Plain Writing Act of 2010
- Long title: An act to enhance citizen access to Government information and services by establishing that Government documents issued to the public must be written clearly, and for other purposes.
- Enacted by: the 111th United States Congress
- Effective: October 13, 2010

Citations
- Public law: 111-274
- Statutes at Large: 124 Stat. 2861

Codification
- U.S.C. sections amended: 5 USC 301 note

Legislative history
- Introduced in the House as H.R. 946 by Bruce Braley (D–IA) on February 10, 2009; Committee consideration by House Oversight and Government Reform; Passed the House on March 17, 2010 (386–33); Passed the Senate on September 27, 2010 (unanimous consent) with amendment; House agreed to Senate amendment on September 29, 2010 (341–82); Signed into law by President Barack Obama on October 13, 2010;

= Plain Writing Act of 2010 =

U.S. writing law

On June 1, 1998, President Bill Clinton issued a Memorandum on Plain Language in Government Writing. (PDF) The rationale for this memorandum was to "make the Government more responsive, accessible, and understandable in its communications with the public" and its goal is to save the Government and the private sector "time, effort and money." Accompanying guidance was issued at the time the memorandum entered the record.

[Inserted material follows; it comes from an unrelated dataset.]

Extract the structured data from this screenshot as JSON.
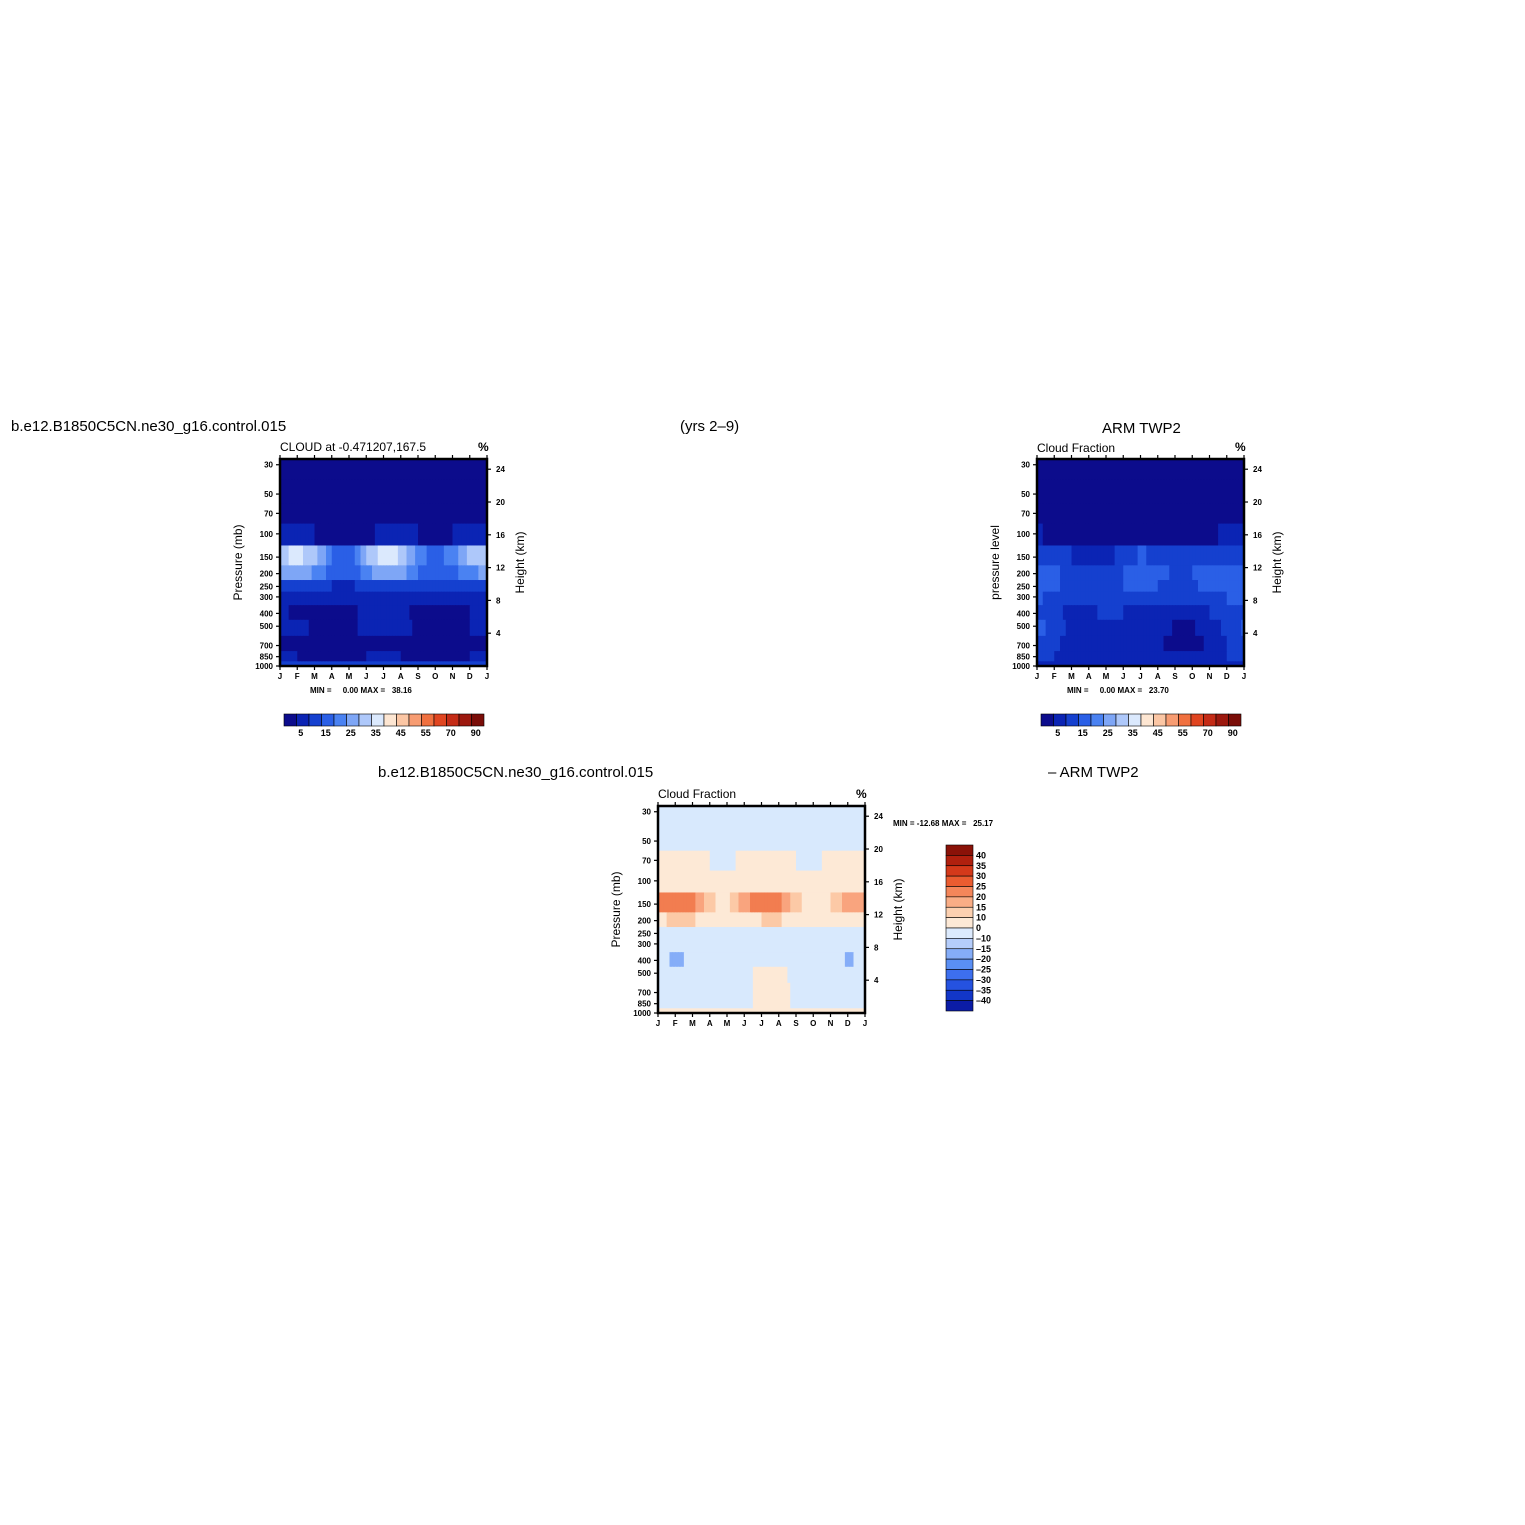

Signed into law on October 13, 2010, by President Obama, the Plain Writing Act of 2010 () is a United States federal law that requires that federal executive agencies:
- Use plain writing in every covered document that the agency issues or substantially revises
- Train employees in "plain writing" practices
- Establish a process for overseeing the agency's compliance with this Act
- Create and maintain a plain writing section on the agency's website to inform the public of agency compliance with the requirements of this Act
- Provide a mechanism for the agency to receive and respond to public input on agency implementation and agency reports required under this Act, and be accessible from its homepage
- Designate one or more agency points-of-contact to receive and respond to public input on the implementation of this Act

==Example==

Before:
The amount of expenses reimbursed to a claimant under this subpart shall be reduced by any amount that the claimant receives from a collateral source. In cases in which a claimant receives reimbursement under this subpart for expenses that also will or may be reimbursed from another source, the claimant shall subrogate the United States to the claim for payment from the collateral source up to the amount for which the claimant was reimbursed under this subpart.
After:
If you get a payment from a collateral source, we will reduce our payment by the amount you get. If you get payments from us and from a collateral source for the same expenses, you must pay us back the amount we paid you.